Freeport facing $270,000 state environmental permit for sports fields

Posted Nov. 28, 2012, at 6 p.m.

FREEPORT, Maine — An updated state environmental regulation has placed the town in a $270,000 quandary.

At issue is whether to spend the money to rework stormwater runoff at the Pownal Road athletic field — which would satisfy the Maine Department of Environmental Protection — or to shed the parcel by deeding it to the school department, or selling it outright.

Town councilors are not impressed with any of the options. However, consensus by the end of their regular meeting Tuesday was to not spend any money they didn’t have to.

Chairman Jim Hendricks suggested that Town Manager Peter Joseph and the town attorney ask the DEP to reconsider its ruling on the site.

The council also decided to solicit an estimate of the property’s real estate value, and to delay pitching the parcel to Regional School Unit 5, which would not be bound by DEP rules.

That no drainage or runoff problems currently exist at the field is what frustrated at-large Councilor Rich DeGrandpre.

“I’m not sure why we’re being asked to take a site that has no problems with it and dig a bunch of holes to move water around,” he said. “I guess it’s to see if maybe we can create any [problems].”

Voters in 2000 approved a $450,000 bond to buy the land and build ballfields on it. Nine years later, the town decided to give a 12-acre portion of the field to Topshambased Seacoast United Soccer Club, which intended to build an indoor arena and outdoor field through private funding.

According to the agreement, the soccer club would donate hundreds of hours of service and lease additional land from the town.

Two years later, after those plans fell through, the town re-acquired the land. That transaction is what triggered the state requirement to meet updated regulations.

At more than 20 total acres, it becomes “a codes issue,” said Alton Palmer of Graybased Gorrill-Palmer Consulting Engineers Inc.

“The stormwater runoff law was materially changed in 2005, and now the fields have to meet a completely different standard,” Palmer said.

During the site review’s first phase, DEP officials ruled that the project needed a retention pond to handle runoff from the ballfields as well as the parking lot.

The most expensive problem is that the lot and pond are on opposite sides of the tract. What’s more, “once you cross the threshold of 20 acres of development or three acres of impervious [surface], you’re required to meet current standards,” he said.

The Pownal and Hunter roads parcels together, which the DEP interpreted as contiguous after Seacoast’s withdrawal, exceed the 20-acre trigger.

However, there are options within the letter of the law, and the solution may lie in the somewhat blurry difference between the state’s definitions of “renovation” and “redevelopment.”

The DEP’s definition of a developed surface includes athletic fields.
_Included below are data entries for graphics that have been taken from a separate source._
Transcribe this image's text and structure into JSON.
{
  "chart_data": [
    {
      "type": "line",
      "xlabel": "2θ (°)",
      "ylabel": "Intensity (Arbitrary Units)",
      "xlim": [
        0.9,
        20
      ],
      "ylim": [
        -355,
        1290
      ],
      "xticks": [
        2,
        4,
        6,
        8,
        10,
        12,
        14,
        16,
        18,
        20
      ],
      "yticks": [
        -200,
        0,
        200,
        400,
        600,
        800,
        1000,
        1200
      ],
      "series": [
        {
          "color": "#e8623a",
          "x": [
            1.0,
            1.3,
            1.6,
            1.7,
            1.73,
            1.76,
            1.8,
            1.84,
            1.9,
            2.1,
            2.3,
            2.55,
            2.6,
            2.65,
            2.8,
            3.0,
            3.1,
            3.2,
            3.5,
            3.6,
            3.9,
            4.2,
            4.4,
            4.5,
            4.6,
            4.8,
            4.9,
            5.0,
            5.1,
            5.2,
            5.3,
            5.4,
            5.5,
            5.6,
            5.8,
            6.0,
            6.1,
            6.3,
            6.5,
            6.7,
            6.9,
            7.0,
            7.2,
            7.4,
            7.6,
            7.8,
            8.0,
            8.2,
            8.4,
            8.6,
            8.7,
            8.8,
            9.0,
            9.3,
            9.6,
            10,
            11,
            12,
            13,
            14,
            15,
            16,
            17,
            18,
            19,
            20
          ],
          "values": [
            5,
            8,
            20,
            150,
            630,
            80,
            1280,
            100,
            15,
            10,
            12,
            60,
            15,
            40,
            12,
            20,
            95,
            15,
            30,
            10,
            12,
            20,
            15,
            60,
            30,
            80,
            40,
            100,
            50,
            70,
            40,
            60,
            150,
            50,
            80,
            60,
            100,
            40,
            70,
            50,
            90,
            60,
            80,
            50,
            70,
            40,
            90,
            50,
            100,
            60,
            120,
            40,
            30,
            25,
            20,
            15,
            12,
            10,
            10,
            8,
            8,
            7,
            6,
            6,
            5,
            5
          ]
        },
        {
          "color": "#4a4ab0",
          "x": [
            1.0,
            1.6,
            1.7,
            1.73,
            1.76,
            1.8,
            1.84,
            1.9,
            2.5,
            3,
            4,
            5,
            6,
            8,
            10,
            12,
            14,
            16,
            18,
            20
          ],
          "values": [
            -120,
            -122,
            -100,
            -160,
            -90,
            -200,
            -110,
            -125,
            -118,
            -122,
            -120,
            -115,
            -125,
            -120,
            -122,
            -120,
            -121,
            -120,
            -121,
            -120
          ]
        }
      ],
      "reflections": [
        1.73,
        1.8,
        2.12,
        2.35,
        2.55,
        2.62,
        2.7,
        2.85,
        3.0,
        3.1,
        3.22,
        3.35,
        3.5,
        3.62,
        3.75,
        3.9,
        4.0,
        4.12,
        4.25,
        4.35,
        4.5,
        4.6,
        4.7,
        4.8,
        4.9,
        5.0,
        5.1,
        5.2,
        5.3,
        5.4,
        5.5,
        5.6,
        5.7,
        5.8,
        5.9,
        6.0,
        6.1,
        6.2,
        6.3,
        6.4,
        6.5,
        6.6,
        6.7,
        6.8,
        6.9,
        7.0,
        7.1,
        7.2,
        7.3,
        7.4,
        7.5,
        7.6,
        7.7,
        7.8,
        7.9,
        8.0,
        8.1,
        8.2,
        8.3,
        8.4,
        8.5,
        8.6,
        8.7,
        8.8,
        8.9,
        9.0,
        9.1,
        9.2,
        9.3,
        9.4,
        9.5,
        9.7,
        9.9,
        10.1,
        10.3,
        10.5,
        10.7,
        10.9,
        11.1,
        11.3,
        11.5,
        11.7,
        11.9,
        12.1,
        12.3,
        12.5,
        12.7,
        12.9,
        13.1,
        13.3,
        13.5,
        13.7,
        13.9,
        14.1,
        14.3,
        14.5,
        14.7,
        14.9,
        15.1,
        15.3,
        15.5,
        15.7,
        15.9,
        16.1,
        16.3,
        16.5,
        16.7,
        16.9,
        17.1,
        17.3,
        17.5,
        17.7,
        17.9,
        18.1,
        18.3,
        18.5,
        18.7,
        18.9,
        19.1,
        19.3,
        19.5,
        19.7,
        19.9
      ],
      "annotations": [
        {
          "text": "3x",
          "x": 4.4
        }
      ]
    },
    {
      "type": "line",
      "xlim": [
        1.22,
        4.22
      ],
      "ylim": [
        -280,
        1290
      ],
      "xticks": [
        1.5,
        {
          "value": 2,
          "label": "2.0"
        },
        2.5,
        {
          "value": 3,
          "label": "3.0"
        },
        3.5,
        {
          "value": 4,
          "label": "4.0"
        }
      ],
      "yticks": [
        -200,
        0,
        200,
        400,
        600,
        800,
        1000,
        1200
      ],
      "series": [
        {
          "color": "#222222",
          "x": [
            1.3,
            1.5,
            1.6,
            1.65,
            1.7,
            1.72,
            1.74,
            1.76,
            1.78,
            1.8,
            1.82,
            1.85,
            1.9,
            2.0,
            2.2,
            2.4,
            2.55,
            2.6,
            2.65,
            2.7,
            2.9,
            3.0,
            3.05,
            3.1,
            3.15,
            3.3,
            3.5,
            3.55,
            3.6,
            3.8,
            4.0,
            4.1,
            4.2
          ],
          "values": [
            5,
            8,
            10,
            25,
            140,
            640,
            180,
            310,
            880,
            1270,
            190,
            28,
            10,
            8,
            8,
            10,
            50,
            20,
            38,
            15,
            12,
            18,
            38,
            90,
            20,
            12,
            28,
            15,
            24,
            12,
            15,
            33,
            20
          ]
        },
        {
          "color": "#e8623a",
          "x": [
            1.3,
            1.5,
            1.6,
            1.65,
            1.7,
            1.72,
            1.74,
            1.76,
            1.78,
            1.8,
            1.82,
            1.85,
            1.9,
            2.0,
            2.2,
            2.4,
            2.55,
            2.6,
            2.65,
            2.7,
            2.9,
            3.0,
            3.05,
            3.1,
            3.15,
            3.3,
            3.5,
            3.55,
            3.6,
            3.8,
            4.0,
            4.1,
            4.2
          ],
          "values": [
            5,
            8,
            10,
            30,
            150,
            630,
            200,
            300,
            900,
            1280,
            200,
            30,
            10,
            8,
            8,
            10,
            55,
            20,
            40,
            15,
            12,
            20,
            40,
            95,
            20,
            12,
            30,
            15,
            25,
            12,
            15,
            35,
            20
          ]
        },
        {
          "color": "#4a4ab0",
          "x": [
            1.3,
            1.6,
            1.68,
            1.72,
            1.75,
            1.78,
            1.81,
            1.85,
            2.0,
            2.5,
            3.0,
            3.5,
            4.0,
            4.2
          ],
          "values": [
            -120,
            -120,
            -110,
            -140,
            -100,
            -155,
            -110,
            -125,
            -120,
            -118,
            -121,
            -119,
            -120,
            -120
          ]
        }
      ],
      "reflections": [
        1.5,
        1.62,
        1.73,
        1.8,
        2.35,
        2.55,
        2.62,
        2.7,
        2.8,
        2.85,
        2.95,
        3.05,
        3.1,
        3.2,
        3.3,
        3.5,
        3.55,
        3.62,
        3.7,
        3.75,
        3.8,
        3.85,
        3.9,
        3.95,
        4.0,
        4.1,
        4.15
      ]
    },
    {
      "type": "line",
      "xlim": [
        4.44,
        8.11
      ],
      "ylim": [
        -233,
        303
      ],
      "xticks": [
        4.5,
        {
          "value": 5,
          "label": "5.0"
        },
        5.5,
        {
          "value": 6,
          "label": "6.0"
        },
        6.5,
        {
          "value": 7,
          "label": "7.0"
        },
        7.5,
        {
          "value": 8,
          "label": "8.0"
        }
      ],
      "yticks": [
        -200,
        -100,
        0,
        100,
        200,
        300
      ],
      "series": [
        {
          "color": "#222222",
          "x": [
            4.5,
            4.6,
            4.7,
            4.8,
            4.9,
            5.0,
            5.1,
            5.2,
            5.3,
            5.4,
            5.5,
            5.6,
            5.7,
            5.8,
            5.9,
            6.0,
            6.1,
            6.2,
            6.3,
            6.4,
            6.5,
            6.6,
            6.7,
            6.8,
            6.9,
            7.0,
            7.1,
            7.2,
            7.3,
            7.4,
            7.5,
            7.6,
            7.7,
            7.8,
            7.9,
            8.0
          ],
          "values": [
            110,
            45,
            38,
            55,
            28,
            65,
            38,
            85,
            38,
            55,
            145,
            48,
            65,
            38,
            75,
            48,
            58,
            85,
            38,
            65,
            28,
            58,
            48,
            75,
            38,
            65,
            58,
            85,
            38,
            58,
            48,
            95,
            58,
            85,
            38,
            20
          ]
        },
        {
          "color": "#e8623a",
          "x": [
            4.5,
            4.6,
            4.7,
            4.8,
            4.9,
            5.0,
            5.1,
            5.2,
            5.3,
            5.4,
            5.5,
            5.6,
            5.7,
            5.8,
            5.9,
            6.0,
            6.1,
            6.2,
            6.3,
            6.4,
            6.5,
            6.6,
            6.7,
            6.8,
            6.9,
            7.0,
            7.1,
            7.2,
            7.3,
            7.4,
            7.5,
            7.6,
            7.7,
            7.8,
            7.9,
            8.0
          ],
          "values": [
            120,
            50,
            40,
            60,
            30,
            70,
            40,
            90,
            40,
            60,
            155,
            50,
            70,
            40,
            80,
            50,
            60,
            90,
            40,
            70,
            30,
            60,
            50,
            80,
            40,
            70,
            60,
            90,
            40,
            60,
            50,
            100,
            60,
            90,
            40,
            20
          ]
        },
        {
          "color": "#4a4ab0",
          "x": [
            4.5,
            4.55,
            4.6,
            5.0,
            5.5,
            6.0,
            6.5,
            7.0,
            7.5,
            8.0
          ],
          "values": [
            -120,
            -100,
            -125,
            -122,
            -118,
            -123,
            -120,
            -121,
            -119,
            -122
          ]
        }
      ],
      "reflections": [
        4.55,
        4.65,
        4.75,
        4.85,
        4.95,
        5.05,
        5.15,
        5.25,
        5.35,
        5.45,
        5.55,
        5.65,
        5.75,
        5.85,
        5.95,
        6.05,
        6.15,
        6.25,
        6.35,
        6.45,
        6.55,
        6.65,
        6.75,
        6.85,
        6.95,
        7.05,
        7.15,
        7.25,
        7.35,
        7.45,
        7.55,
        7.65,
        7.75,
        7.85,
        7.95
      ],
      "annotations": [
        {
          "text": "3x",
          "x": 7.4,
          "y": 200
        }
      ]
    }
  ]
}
Requirements for renovation are stricter, while the former has more gray area.

“A redevelopment project is required to meet current standards as much as is practicable,” Palmer said. “‘Practicable’ might be your best chance to get the DEP to work with you.”

The deadline for submitting a site location permit application is mid-January. Once the permit is issued, however, the town would have two years in which to start work.